Under GDPR, it violates the principle of consent (the described scenario wouldn't meet the other ways that would allow you to use that data) - you're free to provide personalized search by collecting every piece of data about someone, for as long as possible, so that you can do ML on it and personalize their search results, as long as they freely give informed opt-in consent. Bulk collecting the data on everyone doesn't do that.

If you convince someone that they really want to allow you to collect all kinds of data (and they know what you're going to be collecting) because it'll allow them to receive better personalized service and they intentionally choose that this is what they desire, then that's okay. If not, then it's not okay.

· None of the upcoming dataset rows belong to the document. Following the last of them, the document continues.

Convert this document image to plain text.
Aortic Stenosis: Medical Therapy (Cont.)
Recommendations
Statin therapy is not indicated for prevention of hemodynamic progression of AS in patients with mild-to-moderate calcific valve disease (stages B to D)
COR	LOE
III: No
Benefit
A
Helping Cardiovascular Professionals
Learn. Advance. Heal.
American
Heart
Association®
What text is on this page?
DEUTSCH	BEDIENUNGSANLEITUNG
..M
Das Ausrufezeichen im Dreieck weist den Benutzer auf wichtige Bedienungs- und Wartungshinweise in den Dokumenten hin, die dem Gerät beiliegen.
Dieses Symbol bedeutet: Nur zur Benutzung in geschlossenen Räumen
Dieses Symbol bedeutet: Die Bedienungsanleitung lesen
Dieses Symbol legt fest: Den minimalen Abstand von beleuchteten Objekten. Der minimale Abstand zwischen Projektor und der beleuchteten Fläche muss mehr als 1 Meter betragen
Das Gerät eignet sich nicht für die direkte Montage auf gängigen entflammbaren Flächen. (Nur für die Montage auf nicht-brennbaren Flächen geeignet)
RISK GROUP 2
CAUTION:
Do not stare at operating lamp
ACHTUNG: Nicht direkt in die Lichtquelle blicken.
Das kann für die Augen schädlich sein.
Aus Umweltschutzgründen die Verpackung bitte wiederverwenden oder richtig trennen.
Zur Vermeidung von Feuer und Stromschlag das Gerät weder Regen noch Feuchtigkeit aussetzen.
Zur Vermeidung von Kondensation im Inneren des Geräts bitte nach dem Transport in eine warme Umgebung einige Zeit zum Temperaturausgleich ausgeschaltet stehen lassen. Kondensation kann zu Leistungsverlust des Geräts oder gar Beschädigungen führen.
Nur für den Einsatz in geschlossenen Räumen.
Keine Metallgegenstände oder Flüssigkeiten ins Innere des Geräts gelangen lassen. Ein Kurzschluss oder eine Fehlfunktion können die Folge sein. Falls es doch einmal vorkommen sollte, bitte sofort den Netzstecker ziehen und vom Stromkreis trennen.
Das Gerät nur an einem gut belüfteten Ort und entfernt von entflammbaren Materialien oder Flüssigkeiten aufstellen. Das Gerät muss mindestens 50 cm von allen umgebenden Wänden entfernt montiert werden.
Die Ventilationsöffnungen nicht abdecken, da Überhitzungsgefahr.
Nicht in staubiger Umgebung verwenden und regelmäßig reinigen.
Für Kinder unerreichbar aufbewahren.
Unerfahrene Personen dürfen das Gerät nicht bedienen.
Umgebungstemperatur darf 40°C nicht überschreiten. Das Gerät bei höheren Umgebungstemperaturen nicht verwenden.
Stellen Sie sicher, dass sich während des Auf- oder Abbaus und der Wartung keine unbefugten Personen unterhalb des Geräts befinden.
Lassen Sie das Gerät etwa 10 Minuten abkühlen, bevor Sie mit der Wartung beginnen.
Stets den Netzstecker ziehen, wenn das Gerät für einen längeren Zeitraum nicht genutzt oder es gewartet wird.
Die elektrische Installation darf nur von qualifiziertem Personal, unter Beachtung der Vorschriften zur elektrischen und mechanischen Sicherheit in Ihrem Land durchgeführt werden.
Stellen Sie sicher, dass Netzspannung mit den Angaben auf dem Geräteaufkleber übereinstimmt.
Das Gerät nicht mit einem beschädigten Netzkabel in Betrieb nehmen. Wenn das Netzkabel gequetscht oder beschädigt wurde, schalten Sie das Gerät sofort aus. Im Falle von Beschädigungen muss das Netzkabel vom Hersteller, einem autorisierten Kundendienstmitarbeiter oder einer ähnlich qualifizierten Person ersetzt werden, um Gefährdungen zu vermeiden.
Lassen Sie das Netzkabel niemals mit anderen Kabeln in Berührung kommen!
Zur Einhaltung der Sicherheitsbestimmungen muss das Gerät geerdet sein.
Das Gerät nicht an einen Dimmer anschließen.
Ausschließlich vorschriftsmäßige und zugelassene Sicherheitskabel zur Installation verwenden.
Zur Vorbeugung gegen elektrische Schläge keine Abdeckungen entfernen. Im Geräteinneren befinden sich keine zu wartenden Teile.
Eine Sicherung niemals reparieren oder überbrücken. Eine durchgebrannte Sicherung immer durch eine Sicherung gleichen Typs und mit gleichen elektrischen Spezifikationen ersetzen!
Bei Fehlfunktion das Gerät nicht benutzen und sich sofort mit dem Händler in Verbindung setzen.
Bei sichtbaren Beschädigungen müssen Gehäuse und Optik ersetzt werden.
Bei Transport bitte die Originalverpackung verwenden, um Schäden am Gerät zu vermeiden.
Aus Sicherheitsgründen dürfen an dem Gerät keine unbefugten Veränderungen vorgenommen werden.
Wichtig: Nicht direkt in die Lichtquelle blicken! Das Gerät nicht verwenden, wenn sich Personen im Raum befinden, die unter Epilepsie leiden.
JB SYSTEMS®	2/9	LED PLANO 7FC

If they're choosing not to give you that permission while knowing what it involves - well, that's their choice to make.

If they don't want to think or care about your offer and ignore it and don't opt in, then they obviously don't value the potential benefit enough to pay the price, so you can't collect and use their data. Tough luck.


An important additional component of the GDPR is that an individual can revoke their consent, and require all previously collected personal information be deleted.